The Newsletter Service: The Requirements

20/02/2022

wchr

wachira

@__wchr

The Newsletter Service: The Requirements

As mentioned in the previous article, I will outline the feature requirements and tech to build them.

I have started so many projects that I never finished and the main reason was the scope was too huge, I had so many features on the backlog and most of it was on the backend stuff so some I never reached a phase where I saw things coming together. So in this saas, I decided to limit the scope to launch an MVP as fast as possible.

So what are the requirements:

  • A user should be able to get a custom email address on signup based on their username, which can be Twitter or GitHub or their choice.
  • A user should be able to get all newsletters received in a week's range.
  • A user is able to mark an issue as read or programmatically handle that on the client based on scroll events.
  • A user is able to mark newsletter email as spam which would be saved to avoid future issues received.
  • A user should be able to highlight sections of a newsletter and save them [not on MVP]

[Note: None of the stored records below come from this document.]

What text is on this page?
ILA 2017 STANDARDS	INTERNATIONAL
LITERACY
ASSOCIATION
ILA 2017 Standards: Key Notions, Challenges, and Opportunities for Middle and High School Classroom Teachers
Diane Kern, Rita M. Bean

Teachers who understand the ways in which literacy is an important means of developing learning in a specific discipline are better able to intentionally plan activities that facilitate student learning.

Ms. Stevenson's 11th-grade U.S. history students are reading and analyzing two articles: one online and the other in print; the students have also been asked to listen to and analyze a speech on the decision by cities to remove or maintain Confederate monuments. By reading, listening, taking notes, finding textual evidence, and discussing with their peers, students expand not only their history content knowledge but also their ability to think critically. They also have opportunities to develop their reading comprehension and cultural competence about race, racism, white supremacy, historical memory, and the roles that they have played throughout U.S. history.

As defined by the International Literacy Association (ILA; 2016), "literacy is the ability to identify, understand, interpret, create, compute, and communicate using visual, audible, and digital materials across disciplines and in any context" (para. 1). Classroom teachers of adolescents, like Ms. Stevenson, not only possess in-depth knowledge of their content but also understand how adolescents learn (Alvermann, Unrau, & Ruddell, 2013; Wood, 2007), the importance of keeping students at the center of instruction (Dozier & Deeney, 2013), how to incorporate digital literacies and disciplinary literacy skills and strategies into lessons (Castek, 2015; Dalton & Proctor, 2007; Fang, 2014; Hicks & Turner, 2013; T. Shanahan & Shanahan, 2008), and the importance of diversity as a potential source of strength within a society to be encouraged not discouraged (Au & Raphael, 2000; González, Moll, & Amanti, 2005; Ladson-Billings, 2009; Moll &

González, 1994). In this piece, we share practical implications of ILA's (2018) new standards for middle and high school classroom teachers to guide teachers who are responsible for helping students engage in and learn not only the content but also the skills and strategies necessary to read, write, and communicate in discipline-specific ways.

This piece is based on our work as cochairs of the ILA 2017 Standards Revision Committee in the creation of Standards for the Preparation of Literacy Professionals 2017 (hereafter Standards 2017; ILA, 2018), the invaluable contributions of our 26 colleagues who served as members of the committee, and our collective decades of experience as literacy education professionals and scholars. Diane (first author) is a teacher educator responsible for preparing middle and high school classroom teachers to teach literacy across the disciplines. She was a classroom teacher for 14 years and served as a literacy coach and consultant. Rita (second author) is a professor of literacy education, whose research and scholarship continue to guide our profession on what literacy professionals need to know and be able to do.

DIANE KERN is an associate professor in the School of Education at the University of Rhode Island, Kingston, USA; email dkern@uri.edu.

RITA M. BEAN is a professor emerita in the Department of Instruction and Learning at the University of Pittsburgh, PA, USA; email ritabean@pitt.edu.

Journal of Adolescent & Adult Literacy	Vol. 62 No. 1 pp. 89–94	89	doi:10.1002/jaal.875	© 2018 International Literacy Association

So what about the tech, how am I going to achieve building out this saas app:

  • Haraka: is an SMTP server open-source project that enables receiving, sending, and managing emails.
  • Paddle: to handle monthly/yearly subscription payments from users. Stripe is not available in my country.
  • Graphql: Been using it for a while now and love using it over (used to hate it way back, but I find the developer experience, also the community has matured over the years, with tools such GraphCDN that enable developers to take advantage of Fastly's CDN for fast responses. It's not replacing REST at all but it's a handy tool to actually play around with.
  • NodeJS/Express: For the backend, I work with Golang, and Node sometimes Python on a day to day but picked Node, just a preference you can use any language or framework "it's just a tool".
  • Next/React: I have my reasons on why I prefer Next,
    • Its performant,
    • You can achieve a thin client unlike SPA's
    • SEO is much better
    • Fast build times, making the developer experience amazing
    • I can build custom APIs within it and take advantage of Vercel's edge computing.
  • S3 Bucket: Those emails need to be stored somewhere and the database isn't one of them, never save HTML stuff on the database for read-performance reasons.
  • Postgresql/Prisma: Well all that data from users needs to be saved somewhere and Postgres is the right database for this job because most of the data will be related and Postgresql handles that perfectly, trust me I tried MongoDB it does not work great with relationships[its a whole mess to achieve that might do an article in the future], I think it only has one-to-one.

And that's it for the requirements side of things, next will be a log of what I have done so far and probably the launch date.